During his trial the jury was told the mother might have been killed because she knew information about the Whiskey Au Go Go firebombing which killed 15 people in 1973.

In 1980 a joint inquest was held into the disappearance of the McCulkins, Mr Allen and prostitute Margaret Ward.

Mrs McCulkin’s husband Billy McCulkin spoke at the inquest about a conversation he claimed to have had with O’Dempsey over a drink in a hotel in 1974 when the gangland figure talked about putting people in a dam at Warwick.

“He made a statement to me that there was a person in Warwick or near Warwick … that wouldn’t be talking to the police any more,” Mr McCulkin told the inquest.

“I asked what he meant by that and his reply was, ‘old Vince (Tommy Allen) won’t be talking to anybody any more’.”

The coroner was unable to find how or where Mr Allen died.

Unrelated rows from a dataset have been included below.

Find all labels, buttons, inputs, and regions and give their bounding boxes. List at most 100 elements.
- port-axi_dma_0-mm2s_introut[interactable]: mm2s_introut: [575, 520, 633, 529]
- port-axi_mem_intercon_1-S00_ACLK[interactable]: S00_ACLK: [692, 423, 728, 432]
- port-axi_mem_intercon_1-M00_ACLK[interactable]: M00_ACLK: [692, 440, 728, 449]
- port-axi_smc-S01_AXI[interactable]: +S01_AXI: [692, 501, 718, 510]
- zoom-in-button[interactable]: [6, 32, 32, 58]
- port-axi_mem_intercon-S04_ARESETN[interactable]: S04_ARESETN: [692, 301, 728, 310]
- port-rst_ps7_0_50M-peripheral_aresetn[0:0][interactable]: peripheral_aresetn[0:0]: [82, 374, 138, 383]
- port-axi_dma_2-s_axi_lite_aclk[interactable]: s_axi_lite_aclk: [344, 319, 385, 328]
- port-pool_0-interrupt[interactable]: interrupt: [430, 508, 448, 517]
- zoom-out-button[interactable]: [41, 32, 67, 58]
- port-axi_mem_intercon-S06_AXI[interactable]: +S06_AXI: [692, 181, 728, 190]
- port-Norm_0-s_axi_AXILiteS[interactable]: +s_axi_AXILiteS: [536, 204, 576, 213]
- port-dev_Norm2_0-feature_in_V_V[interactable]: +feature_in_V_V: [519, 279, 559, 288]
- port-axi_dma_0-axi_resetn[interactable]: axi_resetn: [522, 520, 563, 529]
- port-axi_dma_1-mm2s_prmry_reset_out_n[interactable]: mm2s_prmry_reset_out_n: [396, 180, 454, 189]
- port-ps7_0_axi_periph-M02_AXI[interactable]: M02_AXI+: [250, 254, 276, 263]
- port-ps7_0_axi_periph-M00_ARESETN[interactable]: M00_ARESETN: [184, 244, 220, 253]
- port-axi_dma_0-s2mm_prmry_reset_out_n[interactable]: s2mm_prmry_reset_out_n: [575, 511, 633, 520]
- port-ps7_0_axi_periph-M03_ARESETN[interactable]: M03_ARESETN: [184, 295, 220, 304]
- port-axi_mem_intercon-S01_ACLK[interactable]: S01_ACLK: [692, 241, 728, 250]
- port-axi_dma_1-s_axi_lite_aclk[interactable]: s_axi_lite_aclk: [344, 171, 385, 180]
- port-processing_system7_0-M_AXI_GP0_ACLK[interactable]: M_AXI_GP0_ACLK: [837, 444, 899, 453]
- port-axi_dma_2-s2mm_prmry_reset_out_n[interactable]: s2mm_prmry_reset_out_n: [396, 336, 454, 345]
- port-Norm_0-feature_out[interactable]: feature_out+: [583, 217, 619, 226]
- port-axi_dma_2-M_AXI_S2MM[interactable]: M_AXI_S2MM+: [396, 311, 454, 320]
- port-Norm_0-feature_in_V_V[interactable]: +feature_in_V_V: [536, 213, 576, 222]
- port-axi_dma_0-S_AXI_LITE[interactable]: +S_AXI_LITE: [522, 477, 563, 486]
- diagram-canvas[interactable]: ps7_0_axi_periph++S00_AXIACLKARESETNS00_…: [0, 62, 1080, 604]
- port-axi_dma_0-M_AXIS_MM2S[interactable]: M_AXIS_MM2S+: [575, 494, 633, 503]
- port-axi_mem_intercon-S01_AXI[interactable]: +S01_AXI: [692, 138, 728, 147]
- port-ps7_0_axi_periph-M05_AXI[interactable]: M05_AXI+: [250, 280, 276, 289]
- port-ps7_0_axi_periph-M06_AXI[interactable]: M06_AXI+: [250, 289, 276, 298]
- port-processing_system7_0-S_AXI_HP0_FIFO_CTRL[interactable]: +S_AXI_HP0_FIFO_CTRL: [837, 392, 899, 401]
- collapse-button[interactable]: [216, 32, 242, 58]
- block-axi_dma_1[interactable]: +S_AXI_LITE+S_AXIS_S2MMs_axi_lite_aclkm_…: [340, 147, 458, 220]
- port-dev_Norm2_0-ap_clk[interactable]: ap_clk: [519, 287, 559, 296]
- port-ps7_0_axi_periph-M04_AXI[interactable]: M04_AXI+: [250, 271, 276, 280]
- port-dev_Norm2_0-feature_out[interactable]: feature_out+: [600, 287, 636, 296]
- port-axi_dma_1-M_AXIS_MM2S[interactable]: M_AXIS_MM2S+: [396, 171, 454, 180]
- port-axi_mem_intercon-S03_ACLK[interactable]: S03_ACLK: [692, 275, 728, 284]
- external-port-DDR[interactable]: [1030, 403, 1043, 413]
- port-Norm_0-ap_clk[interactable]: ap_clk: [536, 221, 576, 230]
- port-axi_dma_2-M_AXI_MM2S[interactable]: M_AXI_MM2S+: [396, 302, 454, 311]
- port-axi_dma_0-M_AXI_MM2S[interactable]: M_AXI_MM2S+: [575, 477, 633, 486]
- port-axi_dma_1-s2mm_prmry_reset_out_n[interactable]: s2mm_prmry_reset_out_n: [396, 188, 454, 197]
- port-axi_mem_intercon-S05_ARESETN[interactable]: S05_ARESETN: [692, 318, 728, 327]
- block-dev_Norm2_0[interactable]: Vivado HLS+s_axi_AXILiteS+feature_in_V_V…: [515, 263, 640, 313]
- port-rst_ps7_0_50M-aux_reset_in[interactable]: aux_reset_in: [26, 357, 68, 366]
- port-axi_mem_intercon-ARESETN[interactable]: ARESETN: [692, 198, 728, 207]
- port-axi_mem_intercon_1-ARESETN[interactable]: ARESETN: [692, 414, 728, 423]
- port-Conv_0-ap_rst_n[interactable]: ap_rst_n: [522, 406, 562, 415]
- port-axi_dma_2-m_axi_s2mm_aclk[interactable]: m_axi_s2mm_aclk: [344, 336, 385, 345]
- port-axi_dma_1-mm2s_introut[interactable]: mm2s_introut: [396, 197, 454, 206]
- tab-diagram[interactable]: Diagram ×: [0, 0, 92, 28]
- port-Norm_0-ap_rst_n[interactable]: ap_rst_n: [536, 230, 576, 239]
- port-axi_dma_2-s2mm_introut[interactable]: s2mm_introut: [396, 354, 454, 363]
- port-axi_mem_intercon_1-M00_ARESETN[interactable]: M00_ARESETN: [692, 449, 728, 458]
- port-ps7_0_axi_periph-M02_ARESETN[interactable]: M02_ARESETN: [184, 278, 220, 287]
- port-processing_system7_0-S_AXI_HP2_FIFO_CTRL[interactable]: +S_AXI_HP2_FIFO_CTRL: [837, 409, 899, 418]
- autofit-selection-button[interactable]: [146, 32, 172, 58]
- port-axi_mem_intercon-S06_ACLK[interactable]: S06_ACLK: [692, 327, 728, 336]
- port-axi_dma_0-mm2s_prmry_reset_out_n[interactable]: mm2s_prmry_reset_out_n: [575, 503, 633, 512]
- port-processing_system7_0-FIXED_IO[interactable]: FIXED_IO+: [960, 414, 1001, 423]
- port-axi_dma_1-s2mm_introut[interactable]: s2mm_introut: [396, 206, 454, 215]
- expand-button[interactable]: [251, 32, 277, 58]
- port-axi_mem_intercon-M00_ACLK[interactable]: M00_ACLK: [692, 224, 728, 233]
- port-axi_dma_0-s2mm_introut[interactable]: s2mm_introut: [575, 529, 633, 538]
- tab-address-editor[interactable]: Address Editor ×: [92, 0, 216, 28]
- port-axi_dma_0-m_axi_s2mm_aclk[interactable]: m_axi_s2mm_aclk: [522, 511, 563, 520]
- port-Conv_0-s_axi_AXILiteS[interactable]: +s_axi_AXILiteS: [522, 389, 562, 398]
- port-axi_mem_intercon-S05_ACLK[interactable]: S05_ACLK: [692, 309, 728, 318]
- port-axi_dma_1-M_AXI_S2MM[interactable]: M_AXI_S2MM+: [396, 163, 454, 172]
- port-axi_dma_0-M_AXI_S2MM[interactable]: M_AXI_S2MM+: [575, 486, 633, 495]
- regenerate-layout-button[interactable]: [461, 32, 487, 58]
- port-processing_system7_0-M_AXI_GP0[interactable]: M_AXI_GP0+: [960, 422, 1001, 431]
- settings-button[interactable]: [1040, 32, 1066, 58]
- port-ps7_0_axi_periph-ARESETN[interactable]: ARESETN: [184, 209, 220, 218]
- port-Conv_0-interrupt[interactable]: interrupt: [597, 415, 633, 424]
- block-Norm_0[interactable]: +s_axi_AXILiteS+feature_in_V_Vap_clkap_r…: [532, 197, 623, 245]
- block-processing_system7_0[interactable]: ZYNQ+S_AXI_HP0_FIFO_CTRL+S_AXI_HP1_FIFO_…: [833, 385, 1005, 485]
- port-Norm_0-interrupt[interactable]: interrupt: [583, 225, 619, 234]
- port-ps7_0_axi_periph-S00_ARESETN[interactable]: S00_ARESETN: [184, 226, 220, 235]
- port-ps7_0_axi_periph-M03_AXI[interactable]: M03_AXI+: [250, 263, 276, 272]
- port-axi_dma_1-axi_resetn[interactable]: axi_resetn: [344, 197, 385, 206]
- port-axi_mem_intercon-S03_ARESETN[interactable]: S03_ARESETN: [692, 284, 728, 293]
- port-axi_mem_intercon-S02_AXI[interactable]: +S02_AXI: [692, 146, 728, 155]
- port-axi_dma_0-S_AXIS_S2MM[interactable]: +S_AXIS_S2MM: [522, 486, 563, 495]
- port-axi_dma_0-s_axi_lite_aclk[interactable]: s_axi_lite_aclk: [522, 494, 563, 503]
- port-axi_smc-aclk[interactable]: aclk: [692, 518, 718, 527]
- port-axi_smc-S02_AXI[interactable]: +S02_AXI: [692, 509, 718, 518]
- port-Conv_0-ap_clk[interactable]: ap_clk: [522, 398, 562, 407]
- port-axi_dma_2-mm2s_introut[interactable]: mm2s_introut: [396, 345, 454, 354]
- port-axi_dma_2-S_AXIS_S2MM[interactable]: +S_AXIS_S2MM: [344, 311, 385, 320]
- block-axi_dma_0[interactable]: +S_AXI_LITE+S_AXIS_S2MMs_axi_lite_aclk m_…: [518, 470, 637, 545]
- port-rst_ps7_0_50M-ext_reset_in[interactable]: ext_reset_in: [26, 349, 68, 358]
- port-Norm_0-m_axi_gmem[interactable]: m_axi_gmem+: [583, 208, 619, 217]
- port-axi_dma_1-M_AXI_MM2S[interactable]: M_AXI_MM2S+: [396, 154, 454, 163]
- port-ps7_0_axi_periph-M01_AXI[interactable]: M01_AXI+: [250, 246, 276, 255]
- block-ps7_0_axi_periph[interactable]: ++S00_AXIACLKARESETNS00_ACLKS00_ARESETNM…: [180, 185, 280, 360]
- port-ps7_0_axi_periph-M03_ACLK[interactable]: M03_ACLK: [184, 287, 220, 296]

“The cause of his disappearance would seem to be directly linked to the fact that he was required to give evidence against Vincent O’Dempsey in a criminal proceeding, and there is ample evidence of a motive for his death,’’ the coroner said at the time.

At the time of his disappearance Mr Allen was described as being a flamboyant man who wore “loud shirts” and leopard skin pants.

He was described as a member of the “bodgie cult” who talked tough.

He was said to be about 160cm tall, with fair hair and blue eyes, large, protruding ears and a nose slightly bent to the left.

Mr Allen had a scar between his eyes, above his nose.

He had a tattoo on his right arm of a girl’s head in a heart with an arrow.

Police Minister Mark Ryan said cold case detectives would never give up and appealed for people to come forward and “let justice be done” for Allen, his family and friends.

The reward also offers an indemnity from prosecution for any accomplice who did not commit the crime.